BOONE, N.C. - The monumental upset at No. 5 Michigan was only minutes old when, more than 400 miles away, Appalachian State senior David Rockensuess and a dozen or so other students did what delirious college football fans always do.
They headed for the school's football stadium, climbed the fence, and tore down the goalpost.
Then it really got fun.
Dragging the trophy down the main street in town, their numbers grew. By the time they reached the chancellor's house, a small army had joined in to help.
``There were hundreds of us,'' Rockensuess said. ``There may have been a thousand there at the end.''
The goalpost was still sitting in Chancellor Kenneth Peacock's yard as Rockensuess talked outside a bar across from campus.
Drivers honked horns as they drove by, flags waved and students screamed, ``It's good to be a Mountaineer!''
Fans chanted ``ASU, ASU'' next to trees that were littered with toilet paper.
Drop the 13,000-plus who live in Boone, N.C., in the middle of Ann Arbor, Mich., and they would largely go unnoticed.
On Saturday, however, after Appalachian State's 34-32 win over No. 5 Michigan, the state school, nestled in a sleepy college town in the Blue Ridge Mountains, was the center of the college football universe.
Downtown, in between sips of beer from plastic cups, students debated the significance of perhaps the biggest upsets in college football history.
``This is my humble opinion: This is the biggest thing to happen to Boone,'' said senior Zach Williams, who skipped out of work overseeing the tennis courts at a nearby country club to watch the second half.

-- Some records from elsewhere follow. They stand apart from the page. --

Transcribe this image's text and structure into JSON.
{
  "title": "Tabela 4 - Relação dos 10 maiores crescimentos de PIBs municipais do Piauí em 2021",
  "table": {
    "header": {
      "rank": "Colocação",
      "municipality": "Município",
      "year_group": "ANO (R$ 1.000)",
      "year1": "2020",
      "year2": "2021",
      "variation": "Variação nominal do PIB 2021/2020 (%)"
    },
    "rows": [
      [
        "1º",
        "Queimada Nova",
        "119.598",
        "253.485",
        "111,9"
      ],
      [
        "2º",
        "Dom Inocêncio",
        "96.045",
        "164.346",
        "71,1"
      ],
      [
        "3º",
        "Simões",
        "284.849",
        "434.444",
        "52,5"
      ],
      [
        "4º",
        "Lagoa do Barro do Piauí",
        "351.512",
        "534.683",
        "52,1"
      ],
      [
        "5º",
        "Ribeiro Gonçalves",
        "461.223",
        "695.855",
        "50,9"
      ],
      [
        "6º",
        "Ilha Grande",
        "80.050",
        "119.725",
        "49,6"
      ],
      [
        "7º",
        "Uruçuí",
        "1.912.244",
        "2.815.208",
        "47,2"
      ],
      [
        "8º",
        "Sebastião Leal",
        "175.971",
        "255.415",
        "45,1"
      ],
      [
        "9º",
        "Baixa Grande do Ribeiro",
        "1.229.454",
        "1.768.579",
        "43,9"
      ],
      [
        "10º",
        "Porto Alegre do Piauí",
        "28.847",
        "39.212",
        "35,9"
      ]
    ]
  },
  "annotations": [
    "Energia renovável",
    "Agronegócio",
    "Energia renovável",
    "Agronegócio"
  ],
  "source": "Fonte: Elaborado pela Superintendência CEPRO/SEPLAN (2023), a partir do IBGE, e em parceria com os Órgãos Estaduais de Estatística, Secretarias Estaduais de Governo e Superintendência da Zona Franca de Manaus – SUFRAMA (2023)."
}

Considering no Division I-AA had beaten a team ranked in The Associated Press poll from 1989-2006, and it's unlikely that it had ever happened before, that opinion was sure to gain support.
``This the second biggest upset in sports,'' said another student, conceding only the 1980 U.S. Olympic hockey team's upset of the Soviet Union.
As students waited for the team to arrive back in town late Saturday, many felt Appalachian State's win over Michigan, in front of more than 107,000 fans in Ann Arbor, is bigger than the consecutive I-AA national championships won by the Mountaineers the last two years.
Appalachian State has long dominated the Southern Conference and has won 15 straight games, longest in the nation.
Beating a Big Ten team that had national championship aspirations was something altogether different.
Per Frisk of Chapel Hill, N.C., knew Corey Lynch blocked a field goal attempt on the last play three seconds ahead of most of the rest of town.
``I tried to go watch it at the Library and I was sitting in this guy's car in the parking lot,'' Frisk said. ``The radio was 3 seconds faster than the TV, so I heard the kick was blocked and I jumped up and started cheering.
``I realized no one else was cheering. Then 2 seconds later everyone started cheering. And then it blew up, man.''
Cassidy McCorkle, a graduate student from Atlanta, was one of several students not looking to end the party anytime soon as the sun set Saturday night.
``I go to the best college in the world,'' McCorkle said.